Но они же, без напоминания, присматривают за соседскими ребятишками, делятся едой, не ожидая ничего взамен.
Такие вот две стороны одной монеты…
… и мне не раз уже приходило в голову, что году этак в две тысячи пятидесятом, условные потомки будут брезгливо морщиться, вспоминая нас, из две тысячи двадцатых. За грязь, за неустроенность быта, за трусливое соглашательство, за…
… есть за что…
Глава 1
Люди в сером
Сквозь толщу воды едва проникает свет, и я, чувствуя нехватку воздуха, плыву наверх, навстречу, желая вздохнуть полной грудью, и дышать, дышать! А свет, уже, казалось бы, приблизившийся, снова отдаляется. Не в силах уже терпеть, задыхаясь, я судорожно втягиваю затхлую воду…
… и в последний момент выставляю руку, удерживаясь от падения на пол. В памяти ещё живы те судорожные, едва ли не предсмертные движения, а простыни и одеяло, сбившиеся к ногам во влажный, неопрятный комок, падают на пол.
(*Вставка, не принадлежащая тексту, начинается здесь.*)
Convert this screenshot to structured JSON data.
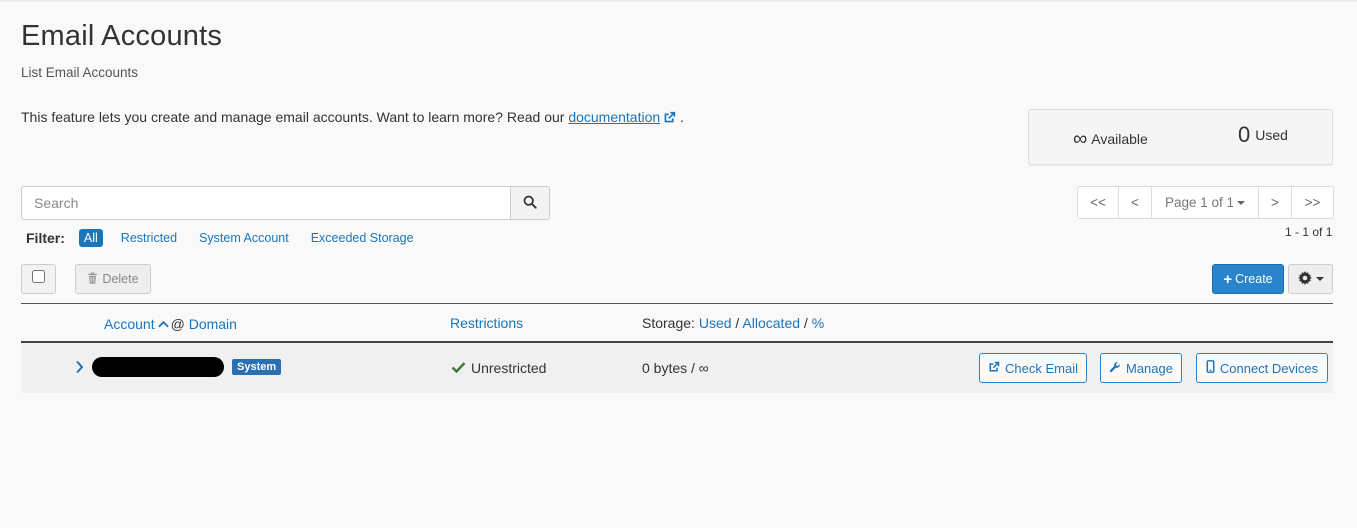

Опустив босые ноги на щелястый дощатый пол, окончательно просыпаюсь, чувствуя, как уходит из памяти сон.
Под тощей задницей комковатый, сырой, пахнущий плесенью ватный матрас, чуть свисающий с низкого и очень узкого топчана. Спёртый воздух пахнет плесенью, пылью и древесной трухой, а ещё – чем-то неуловимым, но присущим помещению, которое долго было нежилым.
Продрав глаза и время от времени широко, едва ли не до вывиха челюсти, зевая, некоторое время тупо наблюдаю за пауком, поднимающимся по паутинке наверх, к потрескавшейся побелке низкого потолка. Тоненько звенит комариный хор, и время от времени кто-то из них пытается солировать, кружа возле моей головы. Аплодирую им вяло и в общем-то безрезультатно, потягиваясь и почёсываясь.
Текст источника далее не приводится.